Quel regard portez-vous sur la crise que nous traversons ?

Cette crise est inédite. Elle ne ressemble à aucune autre. Pour la première fois dans son histoire, l’humanité a privilégié la santé à l’économie et le monde entier s’est confiné. Trois cents milliards d’euros de Prêt garantie par l’État (PGE) ont été distribués, le recours au chômage partiel a été élargi, il y a eu des reports et des annulations d’échéance des charges sociales et fiscales… Tout ce dispositif a permis aux entreprises de passer le cap difficile du confinement. Malgré une baisse des chiffres d’affaires, les entreprises vont finalement plutôt bien. D’autant que la chute de la croissance a permis de déstocker sans avoir à réinvestir. Mais les courbes vont s’inverser. Si la croissance revient, si les gens consomment, les entreprises vont devoir réinvestir, refaire du stock. Et c’est à ce moment-là, autour de mars 2021, que les sociétés vont devoir rembourser les prêts. Alors bien sûr, pour rembourser, il va être possible de recourir à de la dette et les banques vont proposer des taux très bas. Près de 500 000 entreprises ont obtenu un PGE. Nous avons 2 000 milliards de dette à la rentrée 2020 pour les entreprises françaises et là, nous allons encore rajouter de la dette à la dette, et freiner l’investissement. C’est très grave. Les effets de ce surendettement vont éclater au grand jour et les défaillances vont finalement plutôt survenir en sortie plutôt qu’en cœur de crise.

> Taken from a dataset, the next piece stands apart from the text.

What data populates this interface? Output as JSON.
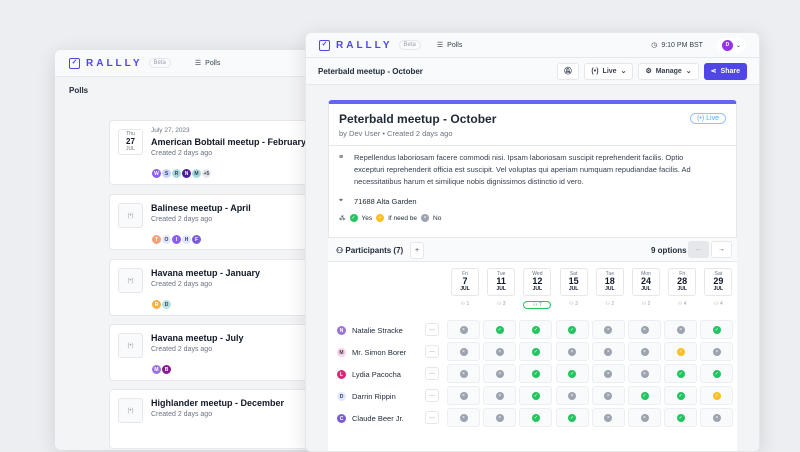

Quelle solution alternative peut-elle être envisagée ?

La solution est simple. Il faut profiter de la crise pour ouvrir son entreprise. Elle consiste à remplacer de la dette par du capital. Ainsi, l’argent que récupère l’entreprise n’est pas dû, il n’y a rien à rembourser. Toutes les entreprises peuvent avoir accès à des fonds, quelle que soit leur taille. Même en région Sud, il existe des fonds pour tous les types d’entreprise et pour tous les stades de développement : capital amorçage, innovation, retournement… Les sociétés qui font appel à des fonds d’investissement sont bien plus performantes que les autres. Dans la situation actuelle, les entreprises ne devraient pas hésiter. Si un dirigeant cède 20 % de l’entreprise à un fonds, il peut immédiatement investir pour se relancer, sans avoir quoi que ce soit à rembourser. Fin 2019, ce sont 8 000 entreprises françaises qui comptent parmi leurs actionnaires un investisseur professionnel. Et ces entreprises ont des performances supérieures à la moyenne en termes de croissance, de rentabilité, d’employabilité et de RSE.

N’y a-t-il pas un obstacle psychologique à l’entrée d’un fonds dans le capital d’une entreprise ?

C’est exact. Tout le monde n’est pas prêt à ouvrir son capital. C’est culturel. Mais c’est une erreur. Il faut l’avoir vécu pour le comprendre. Chez Tertium, nous sommes un fonds d’entrepreneurs. Nous considérons l’entreprise avant la finance. Nous accompagnons véritablement les sociétés dans lesquelles nous avons investi. La présence d’un fonds permet de disposer de compétences supplémentaires sans créer de dettes nouvelles. Elle permet de progresser. On se retrouve face à quelqu’un qui challenge. Le frein est psychologique, il faut profiter de cette crise pour franchir le pas. En Région Sud, en 2019, 480 M€ ont été investis dans 131 entreprises. Toute entreprise sans problème structurel, qui va à peu près bien peut intéresser un fonds. Il n’y a pas un seul dossier qui ne soit pas étudié. Actuellement, il y a plutôt concurrence entre les dossiers. Nous avons plus de mal à trouver des entreprises que les entrepreneurs à trouver des fonds.